Why are the basis vectors normalised by a factor of ##r##? Consider ##g(\frac{1}{r} \frac{\partial}{\partial \theta}, \frac{1}{r} \frac{\partial}{\partial \theta}) = \frac{1}{r^2} g(\frac{\partial}{\partial \theta}, \frac{\partial}{\partial \theta}) = \frac{1}{r^2} g_{\theta \theta} = \frac{1}{r^2} r^2 = 1##, so this is the correct normalisation.
Meanwhile the corresponding basis covector is ##rd\theta## because ##r d\theta (\frac{1}{r} \frac{\partial}{\partial \theta}) = d\theta(\frac{\partial}{\partial \theta}) = 1##.

ergospherical said:

##df = \frac{\partial f}{\partial r} dr + \frac{\partial f}{\partial \theta} d\theta \equiv (df)_r dr + (df)_{\theta} d\theta##
Equivalently
##df = \frac{\partial f}{\partial r} dr + \frac{1}{r} \frac{\partial f}{\partial \theta} (r d\theta) \equiv (df)_{\hat{r}} dr + (df)_{\hat{\theta}} (r d\theta)##
i.e. ##(df)_{\hat{\theta}} = \frac{1}{r} \frac{\partial f}{\partial \theta}## in the normalised basis.

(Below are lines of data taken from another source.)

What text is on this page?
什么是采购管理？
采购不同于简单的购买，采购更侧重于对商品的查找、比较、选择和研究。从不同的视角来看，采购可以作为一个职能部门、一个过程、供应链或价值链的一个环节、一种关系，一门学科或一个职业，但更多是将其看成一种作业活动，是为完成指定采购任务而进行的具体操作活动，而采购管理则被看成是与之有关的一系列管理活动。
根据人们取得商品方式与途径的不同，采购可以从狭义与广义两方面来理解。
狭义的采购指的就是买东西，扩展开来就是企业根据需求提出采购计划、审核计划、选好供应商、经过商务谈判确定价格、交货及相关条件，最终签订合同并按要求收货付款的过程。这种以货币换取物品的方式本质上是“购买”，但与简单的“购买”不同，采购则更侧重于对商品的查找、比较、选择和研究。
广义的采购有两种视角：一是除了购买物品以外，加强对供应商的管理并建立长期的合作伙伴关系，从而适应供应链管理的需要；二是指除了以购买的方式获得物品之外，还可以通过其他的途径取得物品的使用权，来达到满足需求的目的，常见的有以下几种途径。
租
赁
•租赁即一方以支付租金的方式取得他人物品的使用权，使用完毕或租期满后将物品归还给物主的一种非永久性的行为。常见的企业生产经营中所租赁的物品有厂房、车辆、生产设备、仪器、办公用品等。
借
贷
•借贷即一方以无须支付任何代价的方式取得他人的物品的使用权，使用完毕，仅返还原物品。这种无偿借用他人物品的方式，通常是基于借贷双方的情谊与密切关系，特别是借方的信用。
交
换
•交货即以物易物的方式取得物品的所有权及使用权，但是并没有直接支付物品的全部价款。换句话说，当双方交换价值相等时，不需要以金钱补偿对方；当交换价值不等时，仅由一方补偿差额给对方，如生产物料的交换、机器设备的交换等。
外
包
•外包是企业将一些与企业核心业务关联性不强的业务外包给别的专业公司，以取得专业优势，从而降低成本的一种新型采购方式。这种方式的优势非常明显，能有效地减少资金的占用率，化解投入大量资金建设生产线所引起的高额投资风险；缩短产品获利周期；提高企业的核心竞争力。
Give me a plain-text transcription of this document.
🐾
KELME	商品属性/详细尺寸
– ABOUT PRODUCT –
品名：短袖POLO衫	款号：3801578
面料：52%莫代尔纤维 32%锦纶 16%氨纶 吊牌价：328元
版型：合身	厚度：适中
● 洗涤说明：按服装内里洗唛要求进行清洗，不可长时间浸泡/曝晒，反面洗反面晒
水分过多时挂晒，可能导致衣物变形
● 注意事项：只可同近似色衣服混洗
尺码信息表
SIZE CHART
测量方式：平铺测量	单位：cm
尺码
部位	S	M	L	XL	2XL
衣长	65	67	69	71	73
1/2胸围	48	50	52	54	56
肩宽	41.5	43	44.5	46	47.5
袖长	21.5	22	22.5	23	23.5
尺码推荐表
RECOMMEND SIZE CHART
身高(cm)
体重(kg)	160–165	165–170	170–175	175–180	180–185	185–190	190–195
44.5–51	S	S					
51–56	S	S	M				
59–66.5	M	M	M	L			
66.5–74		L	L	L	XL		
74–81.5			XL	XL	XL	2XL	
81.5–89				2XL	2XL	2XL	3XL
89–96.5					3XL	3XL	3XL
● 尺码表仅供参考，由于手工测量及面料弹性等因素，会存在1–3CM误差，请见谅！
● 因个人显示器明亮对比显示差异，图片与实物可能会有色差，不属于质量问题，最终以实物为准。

Why are the basis vectors normalised by a factor of ##r##? Consider ##g(\frac{1}{r} \frac{\partial}{\partial \theta}, \frac{1}{r} \frac{\partial}{\partial \theta}) = \frac{1}{r^2} g(\frac{\partial}{\partial \theta}, \frac{\partial}{\partial \theta}) = \frac{1}{r^2} g_{\theta \theta} = \frac{1}{r^2} r^2 = 1##, so this is the correct normalisation.
Meanwhile the corresponding basis covector is ##rd\theta## because ##r d\theta (\frac{1}{r} \frac{\partial}{\partial \theta}) = d\theta(\frac{\partial}{\partial \theta}) =

Thank you!
##df=\frac {\partial f} {\partial r}dr+\frac{1}{r}\frac {\partial f} {\partial \theta}rd\theta## and
##(dr,rd\theta ) \begin{pmatrix}
1 & 0 \\
0 & 1 \\
\end{pmatrix} \begin{pmatrix}
dr \\
rd\theta \\
\end{pmatrix}\Rightarrow g_{rr}=g_{\theta\theta}=g^{rr}=g^{\theta\theta}=1\Rightarrow##
##(\nabla f)^\theta=\frac{1}{r}\frac {\partial f} {\partial \theta}*g^{\theta\theta}=\frac{1}{r}\frac {\partial f} {\partial \theta}\;and\;(\nabla f)^r=\frac {\partial f} {\partial r}##
##\Rightarrow \nabla f=\frac {\partial f} {\partial r}\vec e_r+\frac{1}{r}\frac {\partial f} {\partial \theta}(\vec e_\theta\;or\;\frac{\vec e_\theta}{r})?if\;it\;is\;\frac{\vec e_\theta}{r}\;then##
##\nabla f=\frac {\partial f} {\partial r}\vec e_r+\frac{1}{r^2}\frac {\partial f} {\partial \theta}\vec e_\theta## it is wrong.But if it is##\;\vec e_\theta##...the##\;\vec e_\theta## is not a dual basis vector of##\;rd\theta##.